La nouvelle flambée du cours du pétrole est venue rappeler la vulnérabilité énergétique de Maurice. Car en dépit des ambitions affichées pour les énergies alternatives, le pays reste dépendant de l’importation des matières premières pour sa production d’électricité. Alors que la peur d’un « black out » plane sur le pays depuis quelque temps, la crainte d’une hausse du prix de l’électricité vient s’ajouter aux préoccupations du consommateur. Tout dépendra de la manière dont les autorités permettront au Central Electricity Board (CEB) d’amortir les frais.
La hausse du prix de l’huile lourde sur le marché mondial aura un impact inévitable sur le coût de la production de l’électricité à Maurice. Selon le Professeur Swaley Kasenally, ex-ministre de l’Énergie, devant une telle situation, le gouvernement se retrouvera devant deux choix : augmenter les subsides du CEB ou répercuter le coût sur les consommateurs. Une hausse du prix de l’électricité n’est donc pas à écarter.
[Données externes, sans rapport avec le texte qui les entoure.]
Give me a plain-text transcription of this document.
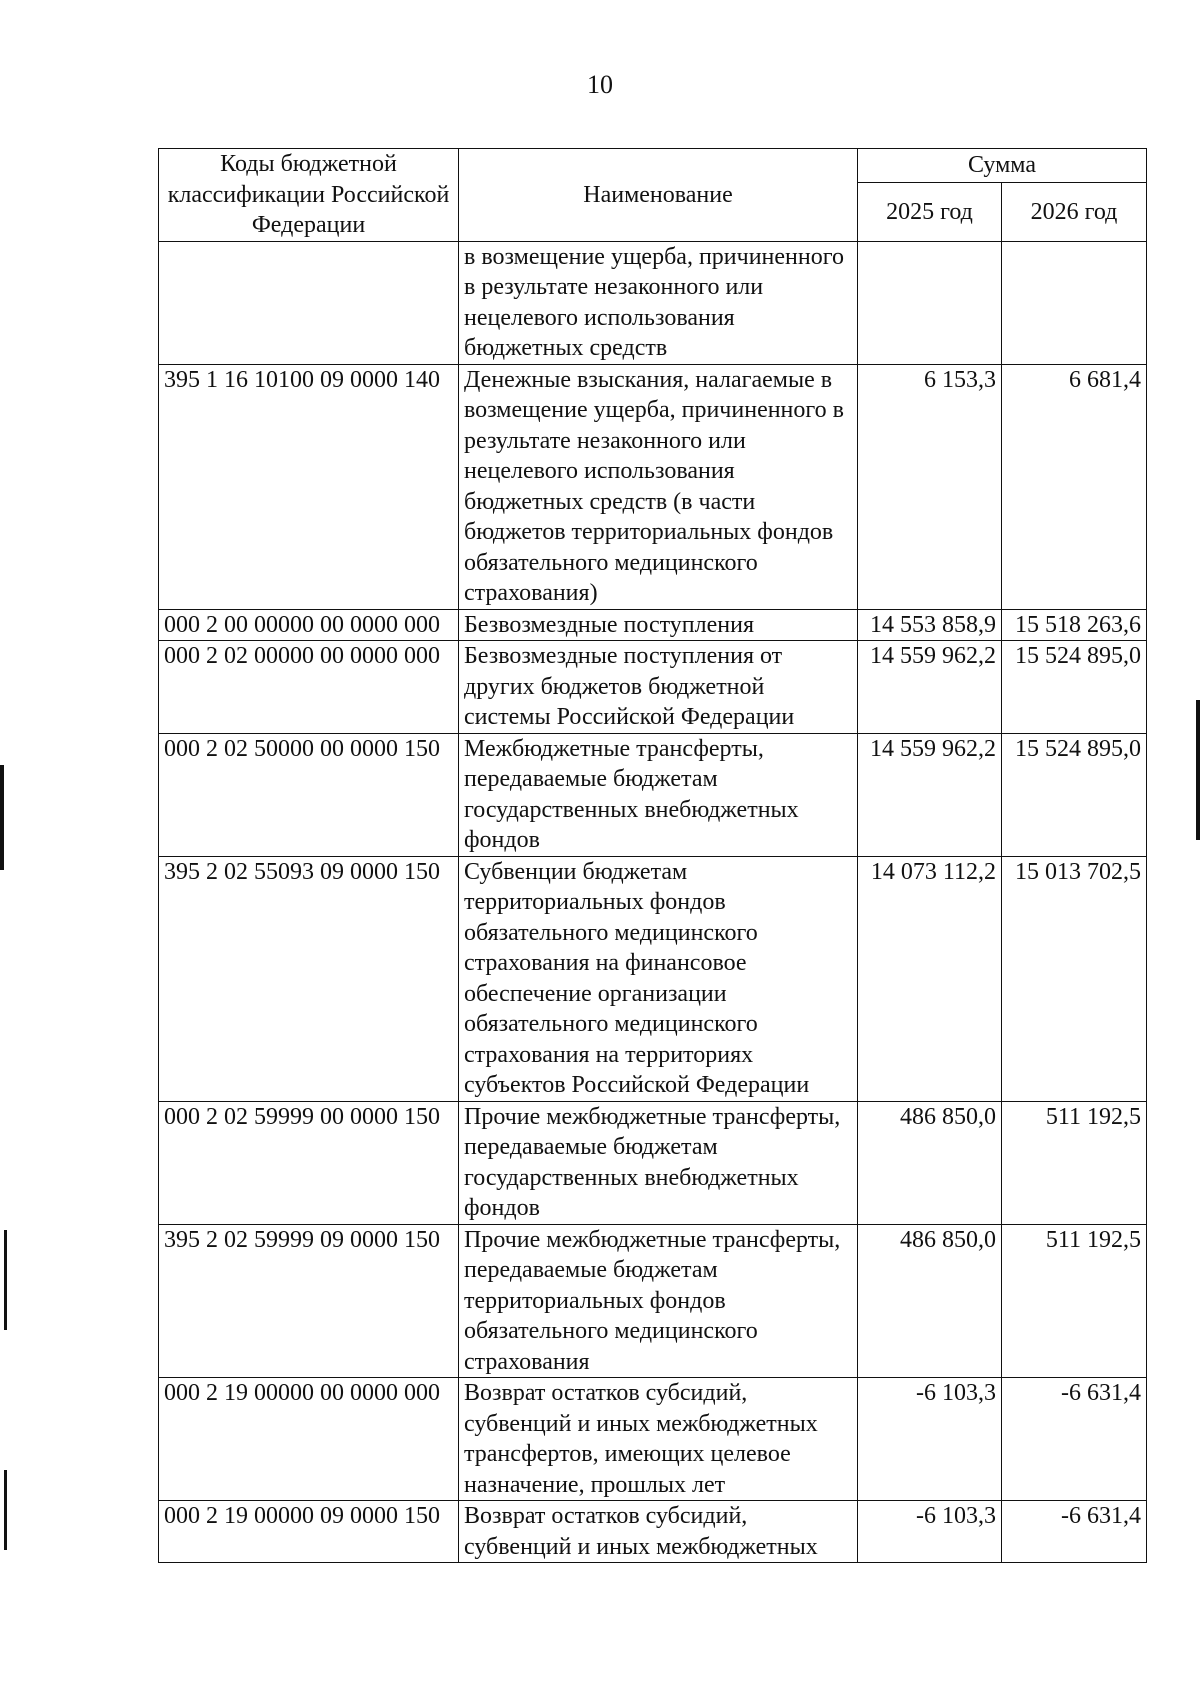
10
Коды бюджетной классификации Российской Федерации	Наименование	Сумма	
		2025 год	2026 год
	в возмещение ущерба, причиненного в результате незаконного или нецелевого использования бюджетных средств		
395 1 16 10100 09 0000 140	Денежные взыскания, налагаемые в возмещение ущерба, причиненного в результате незаконного или нецелевого использования бюджетных средств (в части бюджетов территориальных фондов обязательного медицинского страхования)	6 153,3	6 681,4
000 2 00 00000 00 0000 000	Безвозмездные поступления	14 553 858,9	15 518 263,6
000 2 02 00000 00 0000 000	Безвозмездные поступления от других бюджетов бюджетной системы Российской Федерации	14 559 962,2	15 524 895,0
000 2 02 50000 00 0000 150	Межбюджетные трансферты, передаваемые бюджетам государственных внебюджетных фондов	14 559 962,2	15 524 895,0
395 2 02 55093 09 0000 150	Субвенции бюджетам территориальных фондов обязательного медицинского страхования на финансовое обеспечение организации обязательного медицинского страхования на территориях субъектов Российской Федерации	14 073 112,2	15 013 702,5
000 2 02 59999 00 0000 150	Прочие межбюджетные трансферты, передаваемые бюджетам государственных внебюджетных фондов	486 850,0	511 192,5
395 2 02 59999 09 0000 150	Прочие межбюджетные трансферты, передаваемые бюджетам территориальных фондов обязательного медицинского страхования	486 850,0	511 192,5
000 2 19 00000 00 0000 000	Возврат остатков субсидий, субвенций и иных межбюджетных трансфертов, имеющих целевое назначение, прошлых лет	-6 103,3	-6 631,4
000 2 19 00000 09 0000 150	Возврат остатков субсидий, субвенций и иных межбюджетных	-6 103,3	-6 631,4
Selon Statistics Mauritius, l’importation de produits pétroliers pour la production de l’électricité a augmenté de 5,1 % entre 2010 et 2011. La consommation pour la même période a elle aussi augmenté par 0,9 %.
Entre 2010 et 2011, le import bill pour les produits pétroliers et le charbon de terre a augmenté par 25,3 %, passant ainsi de Rs 24 721 millions à Rs 30 974 millions.
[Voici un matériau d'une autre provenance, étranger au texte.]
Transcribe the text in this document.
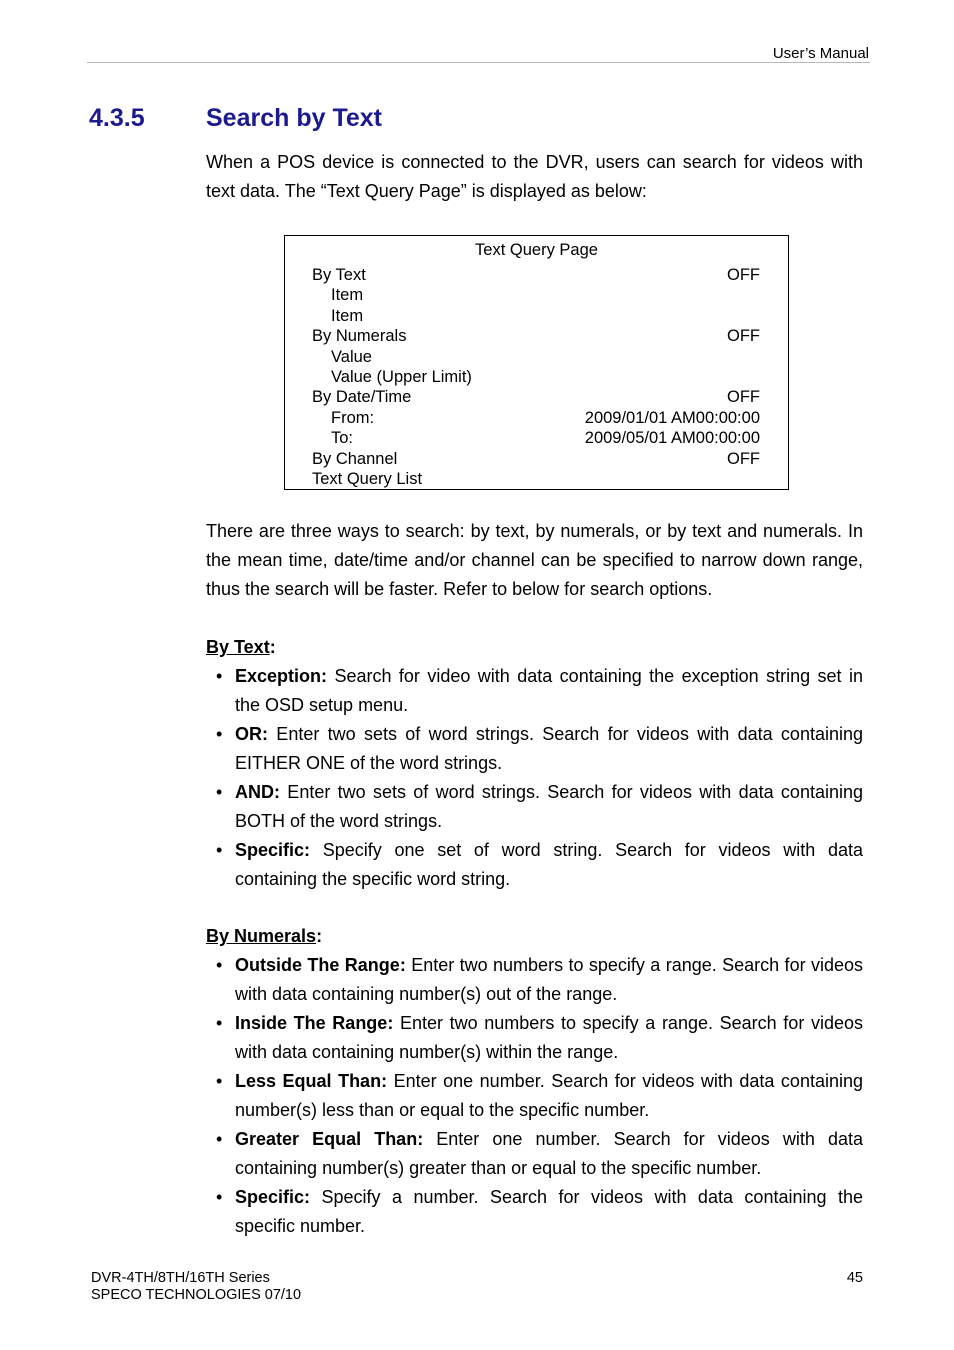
User’s Manual
4.3.5 Search by Text
When a POS device is connected to the DVR, users can search for videos with text data. The “Text Query Page” is displayed as below:
Text Query Page
By Text	OFF
Item
Item
By Numerals	OFF
Value
Value (Upper Limit)
By Date/Time	OFF
From:	2009/01/01 AM00:00:00
To:	2009/05/01 AM00:00:00
By Channel	OFF
Text Query List
There are three ways to search: by text, by numerals, or by text and numerals. In the mean time, date/time and/or channel can be specified to narrow down range, thus the search will be faster. Refer to below for search options.
By Text:
• Exception: Search for video with data containing the exception string set in the OSD setup menu.
• OR: Enter two sets of word strings. Search for videos with data containing EITHER ONE of the word strings.
• AND: Enter two sets of word strings. Search for videos with data containing BOTH of the word strings.
• Specific: Specify one set of word string. Search for videos with data containing the specific word string.
By Numerals:
• Outside The Range: Enter two numbers to specify a range. Search for videos with data containing number(s) out of the range.
• Inside The Range: Enter two numbers to specify a range. Search for videos with data containing number(s) within the range.
• Less Equal Than: Enter one number. Search for videos with data containing number(s) less than or equal to the specific number.
• Greater Equal Than: Enter one number. Search for videos with data containing number(s) greater than or equal to the specific number.
• Specific: Specify a number. Search for videos with data containing the specific number.
DVR-4TH/8TH/16TH Series
SPECO TECHNOLOGIES 07/10
45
Ce qui est contraignant, note le Pr Kasenally, c’est que la note de l’importation des produits pétroliers sur le Produit National Brut (PNB) s’élève à 5 % et risque même d’atteindre 6-7 % avec la nouvelle hausse de prix. En comparaison, la même note pour les États-Unis et l’Europe représente 1,5 % et 1,7 %, respectivement. « Cela m’inquiète. Nous devons absolument trouver d’autres sources d’énergie. »
Valeur du jour, 58,6 % de notre besoin en électricité vient des centrales à bagasse et à charbon. Le CEB en produit 41,4 % à partir de l’huile lourde, alors que le reste est complété par des petites centrales d’énergies renouvelables. À noter toutefois que l’électricité à partir de la bagasse a chuté de 3,1 % en 2011, alors que l’électricité à partir des produits pétroliers a connu une hausse de 3 % pour la même année.
Manque de volonté
Cette évolution contraste avec les ambitions affichées dans le cadre du projet Maurice Île Durable de se tourner vers les énergies renouvelables. Pour le Professeur Swaley Kasenally, « nous souffrons d’une politique d’indécision. On parle beaucoup, mais on ne fait rien ».
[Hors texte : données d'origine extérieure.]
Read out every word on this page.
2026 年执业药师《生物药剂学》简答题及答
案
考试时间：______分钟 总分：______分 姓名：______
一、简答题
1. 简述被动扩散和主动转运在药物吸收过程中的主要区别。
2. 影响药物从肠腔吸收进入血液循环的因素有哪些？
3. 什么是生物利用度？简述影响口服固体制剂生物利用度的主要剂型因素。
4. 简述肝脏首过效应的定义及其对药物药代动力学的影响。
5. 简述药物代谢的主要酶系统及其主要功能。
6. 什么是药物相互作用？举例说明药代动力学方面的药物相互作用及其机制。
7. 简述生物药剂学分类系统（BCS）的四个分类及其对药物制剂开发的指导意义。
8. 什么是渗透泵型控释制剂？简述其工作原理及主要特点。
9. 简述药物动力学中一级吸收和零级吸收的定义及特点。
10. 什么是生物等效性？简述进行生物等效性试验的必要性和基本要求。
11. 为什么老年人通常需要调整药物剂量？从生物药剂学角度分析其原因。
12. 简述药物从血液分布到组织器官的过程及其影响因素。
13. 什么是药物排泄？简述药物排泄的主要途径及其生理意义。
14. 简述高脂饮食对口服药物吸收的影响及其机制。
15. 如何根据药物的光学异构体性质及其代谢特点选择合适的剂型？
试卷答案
Valeur du jour, l’éolienne est toujours dans la phase expérimentale avec un premier projet approuvé, les panneaux photovoltaïques coûtent très chers et le permis pour les petits producteurs d’énergie sont livrés au compte-gouttes.
Pour le Dr Khalil Elahee, directeur de l’Energy Efficiency Management Office (EEMO), les énergies renouvelables représentent un réel potentiel pour Maurice. Ce qu’il faut, pour plus d’efficacité, ajoute-t-il, c’est de cibler les subventions et s’assurer de la qualité des installations.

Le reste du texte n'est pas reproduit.